Cette affaire embarrasse au plus haut point le nouveau ministre des Travaux publics, Don Boudria. Le premier rapport date de 1998; il avait coûté 550 000 $ en deniers publics. L'autre, datant de l'année suivante, avait coûté 575 000 $. Or, à part une huitaine de pages, les deux rapports sont identiques.
La semaine dernière, le gouvernement ne savait comment expliquer son incapacité à trouver un seul exemplaire du rapport de 1998.
La firme montréalaise Groupaction, à qui les deux contrats ont été attribués, avait finalement pu le reconstituer. Les deux documents n'en forment qu'un seul, mais il y a bel et bien eu deux contrats et partant, deux paiements distincts.

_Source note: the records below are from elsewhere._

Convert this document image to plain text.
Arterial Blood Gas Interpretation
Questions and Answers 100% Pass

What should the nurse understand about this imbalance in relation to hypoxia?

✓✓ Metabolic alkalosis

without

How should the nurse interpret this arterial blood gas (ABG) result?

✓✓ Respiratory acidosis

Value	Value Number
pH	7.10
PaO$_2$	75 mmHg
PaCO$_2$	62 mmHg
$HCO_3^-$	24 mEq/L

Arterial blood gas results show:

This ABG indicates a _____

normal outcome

Avant de conclure que des contrats bidons ont été attribués aux amis du régime (Groupaction est un important contributeur à la caisse électorale des libéraux), il faudra attendre la fin de l'enquête que vient de demander le ministre Boudria à la vérificatrice générale du Canada, Sheila Fraser.

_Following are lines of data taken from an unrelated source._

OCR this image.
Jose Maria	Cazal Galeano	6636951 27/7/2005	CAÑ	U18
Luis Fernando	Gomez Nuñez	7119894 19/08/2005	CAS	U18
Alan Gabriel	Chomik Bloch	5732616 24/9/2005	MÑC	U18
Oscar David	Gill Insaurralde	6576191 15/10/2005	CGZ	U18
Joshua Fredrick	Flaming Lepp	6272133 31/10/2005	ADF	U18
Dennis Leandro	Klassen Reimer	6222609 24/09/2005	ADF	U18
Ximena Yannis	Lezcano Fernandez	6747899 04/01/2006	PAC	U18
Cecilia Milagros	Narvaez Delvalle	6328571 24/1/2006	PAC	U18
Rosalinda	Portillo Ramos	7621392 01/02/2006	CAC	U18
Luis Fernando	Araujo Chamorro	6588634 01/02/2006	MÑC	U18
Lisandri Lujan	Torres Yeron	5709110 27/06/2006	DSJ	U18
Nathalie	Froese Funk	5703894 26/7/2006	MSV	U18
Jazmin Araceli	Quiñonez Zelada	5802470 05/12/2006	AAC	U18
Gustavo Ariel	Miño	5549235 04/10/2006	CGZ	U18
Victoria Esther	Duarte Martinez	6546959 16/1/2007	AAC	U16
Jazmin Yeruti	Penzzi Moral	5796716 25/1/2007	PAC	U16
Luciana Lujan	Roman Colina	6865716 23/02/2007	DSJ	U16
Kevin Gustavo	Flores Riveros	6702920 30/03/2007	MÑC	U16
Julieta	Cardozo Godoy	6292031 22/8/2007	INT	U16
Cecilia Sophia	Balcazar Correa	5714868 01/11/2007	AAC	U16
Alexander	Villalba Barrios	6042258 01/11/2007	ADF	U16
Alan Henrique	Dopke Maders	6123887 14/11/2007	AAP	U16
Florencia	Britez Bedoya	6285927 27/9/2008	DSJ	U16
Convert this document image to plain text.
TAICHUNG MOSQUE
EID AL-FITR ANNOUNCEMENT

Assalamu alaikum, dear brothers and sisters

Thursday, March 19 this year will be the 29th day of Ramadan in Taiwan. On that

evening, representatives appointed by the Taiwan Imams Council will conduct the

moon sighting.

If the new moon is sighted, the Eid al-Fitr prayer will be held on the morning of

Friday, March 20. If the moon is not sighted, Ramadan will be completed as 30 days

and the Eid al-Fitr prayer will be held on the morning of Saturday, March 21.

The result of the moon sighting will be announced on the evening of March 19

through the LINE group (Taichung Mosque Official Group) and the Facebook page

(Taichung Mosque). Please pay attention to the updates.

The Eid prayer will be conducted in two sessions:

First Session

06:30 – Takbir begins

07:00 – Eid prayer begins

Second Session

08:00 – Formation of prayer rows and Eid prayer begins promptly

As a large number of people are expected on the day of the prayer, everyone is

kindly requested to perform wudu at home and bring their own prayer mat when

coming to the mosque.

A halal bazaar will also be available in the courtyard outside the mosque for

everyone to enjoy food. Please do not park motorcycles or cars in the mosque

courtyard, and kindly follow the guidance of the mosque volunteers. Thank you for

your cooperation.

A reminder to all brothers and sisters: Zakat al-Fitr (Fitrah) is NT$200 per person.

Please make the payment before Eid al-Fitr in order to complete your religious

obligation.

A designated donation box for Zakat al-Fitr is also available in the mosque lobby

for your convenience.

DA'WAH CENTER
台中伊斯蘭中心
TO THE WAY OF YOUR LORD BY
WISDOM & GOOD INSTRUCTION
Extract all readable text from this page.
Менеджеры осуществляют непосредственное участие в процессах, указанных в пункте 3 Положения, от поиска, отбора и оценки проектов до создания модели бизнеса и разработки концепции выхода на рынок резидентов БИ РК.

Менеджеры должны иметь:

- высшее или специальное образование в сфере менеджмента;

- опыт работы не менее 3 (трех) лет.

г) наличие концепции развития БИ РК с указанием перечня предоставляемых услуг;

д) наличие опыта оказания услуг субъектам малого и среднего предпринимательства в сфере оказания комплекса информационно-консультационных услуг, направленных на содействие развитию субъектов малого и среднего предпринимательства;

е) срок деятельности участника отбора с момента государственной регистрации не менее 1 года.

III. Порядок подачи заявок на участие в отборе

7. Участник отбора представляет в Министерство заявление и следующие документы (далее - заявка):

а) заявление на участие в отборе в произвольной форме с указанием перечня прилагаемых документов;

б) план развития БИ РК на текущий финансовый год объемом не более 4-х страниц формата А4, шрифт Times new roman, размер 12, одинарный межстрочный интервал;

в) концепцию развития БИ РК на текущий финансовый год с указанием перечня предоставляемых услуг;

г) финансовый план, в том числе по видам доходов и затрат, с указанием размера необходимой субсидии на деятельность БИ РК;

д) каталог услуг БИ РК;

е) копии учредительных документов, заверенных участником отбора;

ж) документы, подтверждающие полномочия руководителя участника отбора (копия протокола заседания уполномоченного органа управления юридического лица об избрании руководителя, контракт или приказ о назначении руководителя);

De lourdes allégations de favoritisme pèsent sur les pratiques du ministère dont M. Boudria vient d'hériter d'Alfonso Gagliano, écarté du cabinet lors du dernier remaniement.
Combien d'affaires similaires ont-elles eu lieu sous l'administration de Gagliano, dont la récente nomination comme ambassadeur au Danemark n'est pas la meilleure décision du gouvernement? Que va-t-on trouver dans les placards d'un ministère où l'assiette au beurre semblait tenir lieu de méthode de gestion?
Le gouvernement Chrétien commence à ressembler à celui de Brian Mulroney, quand il croulait sous les scandales et que les libéraux exigeaient des démissions, plus d'honnêteté et de transparence.
On se souviendra qu'à cet exercice, Don Boudria excellait en compagnie de Sheila Copps et de John Nunziata. Si M. Boudria a les mêmes convictions, il doit aujourd'hui faire un grand ménage et mettre en pratique ce qu'il prêchait.